How to compute \(\mathcal O(t)_{ij}\)? This part is done on a quantum computer.
Preparing a basis state \(|i\rangle\) is cheap. Start with the states $$ |+\rangle = |i\rangle + |j\rangle\;\mathrm{ and }\; |-\rangle = |i\rangle - |j\rangle $$ and look at \(\langle + | \mathcal O(t) | +\rangle - \langle - | \mathcal O(t) | -\rangle\).
Even computing \(\rho_{ij}\) is hard! Turns out, sampling is easier: $$ \mathrm{Tr\,} e^{-\beta H} = \sum_{i,j,k,\ldots} \color{green}\left(e^{-\delta H}\right)_{ij} \left(e^{-\delta H}\right)_{jk} \cdots $$
For small \(\delta\), the summand is easily computed. This is a joint distribution over \((i,j,k,\ldots)\). Marginalized, it approximates \(\rho_{ii}\).
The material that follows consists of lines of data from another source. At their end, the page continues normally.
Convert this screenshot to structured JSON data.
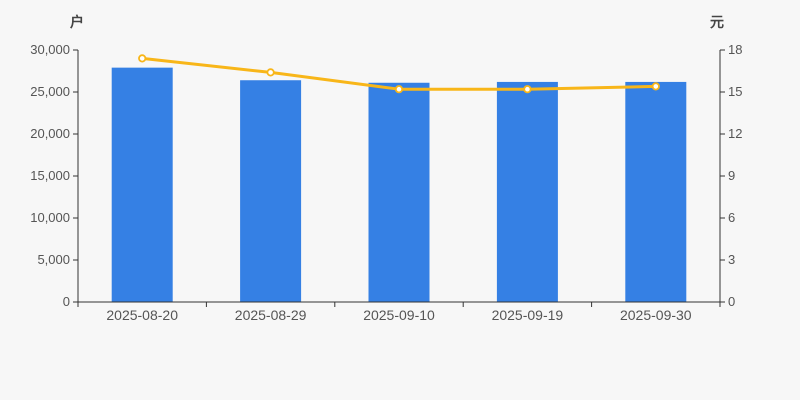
{
  "page": {
    "background": "#f7f7f7"
  },
  "chart_data": {
    "type": "bar",
    "subtype": "bar-with-line-dual-axis",
    "title": "",
    "legend": false,
    "grid": false,
    "categories": [
      "2025-08-20",
      "2025-08-29",
      "2025-09-10",
      "2025-09-19",
      "2025-09-30"
    ],
    "series": [
      {
        "name": "bar-series-left-axis",
        "type": "bar",
        "axis": "left",
        "values": [
          27900,
          26400,
          26100,
          26200,
          26200
        ],
        "color": "#3580e4"
      },
      {
        "name": "line-series-right-axis",
        "type": "line",
        "axis": "right",
        "values": [
          17.4,
          16.4,
          15.2,
          15.2,
          15.4
        ],
        "color": "#f8b619",
        "marker_fill": "#ffffff"
      }
    ],
    "left_axis": {
      "name": "户",
      "min": 0,
      "max": 30000,
      "tick_interval": 5000,
      "tick_labels": [
        "0",
        "5,000",
        "10,000",
        "15,000",
        "20,000",
        "25,000",
        "30,000"
      ]
    },
    "right_axis": {
      "name": "元",
      "min": 0,
      "max": 18,
      "tick_interval": 3,
      "tick_labels": [
        "0",
        "3",
        "6",
        "9",
        "12",
        "15",
        "18"
      ]
    },
    "styles": {
      "axis_line_color": "#333333",
      "tick_label_color": "#555555",
      "axis_name_color": "#444444"
    }
  }
}
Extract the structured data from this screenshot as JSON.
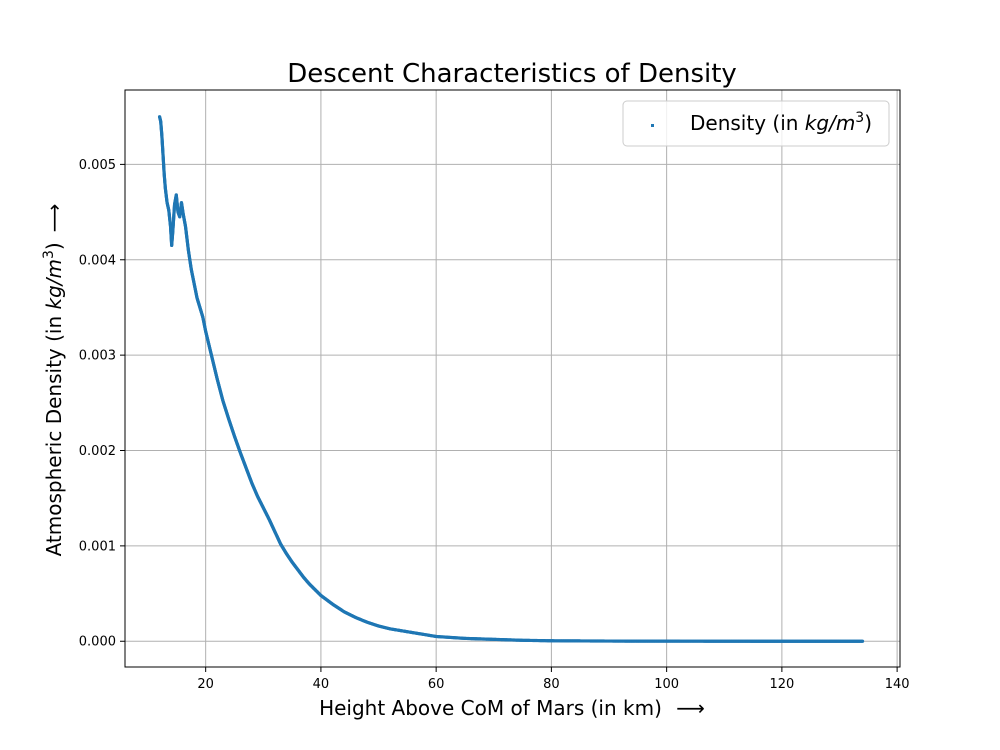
{
  "chart_data": {
    "type": "scatter",
    "title": "Descent Characteristics of Density",
    "xlabel": "Height Above CoM of Mars (in km)",
    "xlabel_arrow": "⟶",
    "ylabel_prefix": "Atmospheric Density (in ",
    "ylabel_unit_base": "kg/m",
    "ylabel_unit_exp": "3",
    "ylabel_suffix": ")",
    "ylabel_arrow": "⟶",
    "xlim": [
      6.0,
      140.5
    ],
    "ylim": [
      -0.00027,
      0.00578
    ],
    "xticks": [
      20,
      40,
      60,
      80,
      100,
      120,
      140
    ],
    "xtick_labels": [
      "20",
      "40",
      "60",
      "80",
      "100",
      "120",
      "140"
    ],
    "yticks": [
      0.0,
      0.001,
      0.002,
      0.003,
      0.004,
      0.005
    ],
    "ytick_labels": [
      "0.000",
      "0.001",
      "0.002",
      "0.003",
      "0.004",
      "0.005"
    ],
    "grid": true,
    "legend_position": "top-right",
    "series": [
      {
        "name_prefix": "Density (in ",
        "name_unit_base": "kg/m",
        "name_unit_exp": "3",
        "name_suffix": ")",
        "color": "#1f77b4",
        "points": [
          [
            12.0,
            0.0055
          ],
          [
            12.2,
            0.00545
          ],
          [
            12.4,
            0.0053
          ],
          [
            12.6,
            0.0051
          ],
          [
            12.8,
            0.0049
          ],
          [
            13.0,
            0.00475
          ],
          [
            13.3,
            0.0046
          ],
          [
            13.6,
            0.00452
          ],
          [
            13.9,
            0.00435
          ],
          [
            14.1,
            0.00415
          ],
          [
            14.3,
            0.0043
          ],
          [
            14.6,
            0.00458
          ],
          [
            14.9,
            0.00468
          ],
          [
            15.2,
            0.0045
          ],
          [
            15.5,
            0.00445
          ],
          [
            15.8,
            0.0046
          ],
          [
            16.1,
            0.00448
          ],
          [
            16.5,
            0.00435
          ],
          [
            17.0,
            0.0041
          ],
          [
            17.5,
            0.0039
          ],
          [
            18.0,
            0.00375
          ],
          [
            18.5,
            0.0036
          ],
          [
            19.0,
            0.0035
          ],
          [
            19.5,
            0.0034
          ],
          [
            20.0,
            0.00325
          ],
          [
            21.0,
            0.003
          ],
          [
            22.0,
            0.00275
          ],
          [
            23.0,
            0.00252
          ],
          [
            24.0,
            0.00233
          ],
          [
            25.0,
            0.00215
          ],
          [
            26.0,
            0.00198
          ],
          [
            27.0,
            0.00182
          ],
          [
            28.0,
            0.00166
          ],
          [
            29.0,
            0.00152
          ],
          [
            30.0,
            0.0014
          ],
          [
            31.0,
            0.00128
          ],
          [
            32.0,
            0.00115
          ],
          [
            33.0,
            0.00102
          ],
          [
            34.0,
            0.00092
          ],
          [
            35.0,
            0.00083
          ],
          [
            36.0,
            0.00075
          ],
          [
            37.0,
            0.00067
          ],
          [
            38.0,
            0.0006
          ],
          [
            39.0,
            0.00054
          ],
          [
            40.0,
            0.00048
          ],
          [
            42.0,
            0.00039
          ],
          [
            44.0,
            0.00031
          ],
          [
            46.0,
            0.00025
          ],
          [
            48.0,
            0.0002
          ],
          [
            50.0,
            0.00016
          ],
          [
            52.0,
            0.00013
          ],
          [
            55.0,
            0.0001
          ],
          [
            58.0,
            7e-05
          ],
          [
            60.0,
            5e-05
          ],
          [
            65.0,
            3e-05
          ],
          [
            70.0,
            2e-05
          ],
          [
            75.0,
            1e-05
          ],
          [
            80.0,
            5e-06
          ],
          [
            90.0,
            2e-06
          ],
          [
            100.0,
            1e-06
          ],
          [
            110.0,
            5e-07
          ],
          [
            120.0,
            2e-07
          ],
          [
            130.0,
            1e-07
          ],
          [
            134.0,
            1e-07
          ]
        ]
      }
    ]
  }
}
(Periodic boundary conditions)
(Open boundary conditions)
One step of time evolution requires \(O(V)\) operations.
With state prep, need to evolve for \(O(T + \Delta^{-2})\) steps.
Characteristically, \(\Delta \sim V^{1/3}\). Per measurement: $$ \color{red} O(V^{5/3}) $$
Without state prep, each quantum computation is now $$ \color{green} O(V T) $$
At the cost of needing to perform many more computations (sampling \(\rho\)).
The QC calculation is shorter, but we need many of them.
(Discussed and endorsed by Hess (2001))
Finite-volume effects set by \(\ell_{\mathrm{mfp}} \sim 0.5\;\mathrm{fm}\). (Not trustworthy!)
Suggests box sizes with \(L \sim 1-2\;\mathrm{fm}\) sufficient!
With a lattice spacing of \(0.2\;\mathrm{fm}\), this is a \(5^3\) to \(10^3\) lattice.
Using Green-Kubo (\(T^{12}\) channel, there are no finite-volume effects in the \(N_C \rightarrow \infty\) limit of \(\mathcal N=4\) SYM. (This is a holography special.)
In the \(T^{01}\) channel, FV regulated by temperature. Again, the scale is \(\sim 1 \;\mathrm{fm}\).
Stay tuned...
All told, for \(3 + 1\) \(SU(3)\) Yang-Mills, \(\sim 4 \times 10^4\) qubits
For \(2 + 1\) \(SU(2)\) gauge theory, \(\lesssim 1500\) qubits
Hydrodynamics of a (strongly interacting) \(2+1\) spin model could be \(\sim 100\) qubits.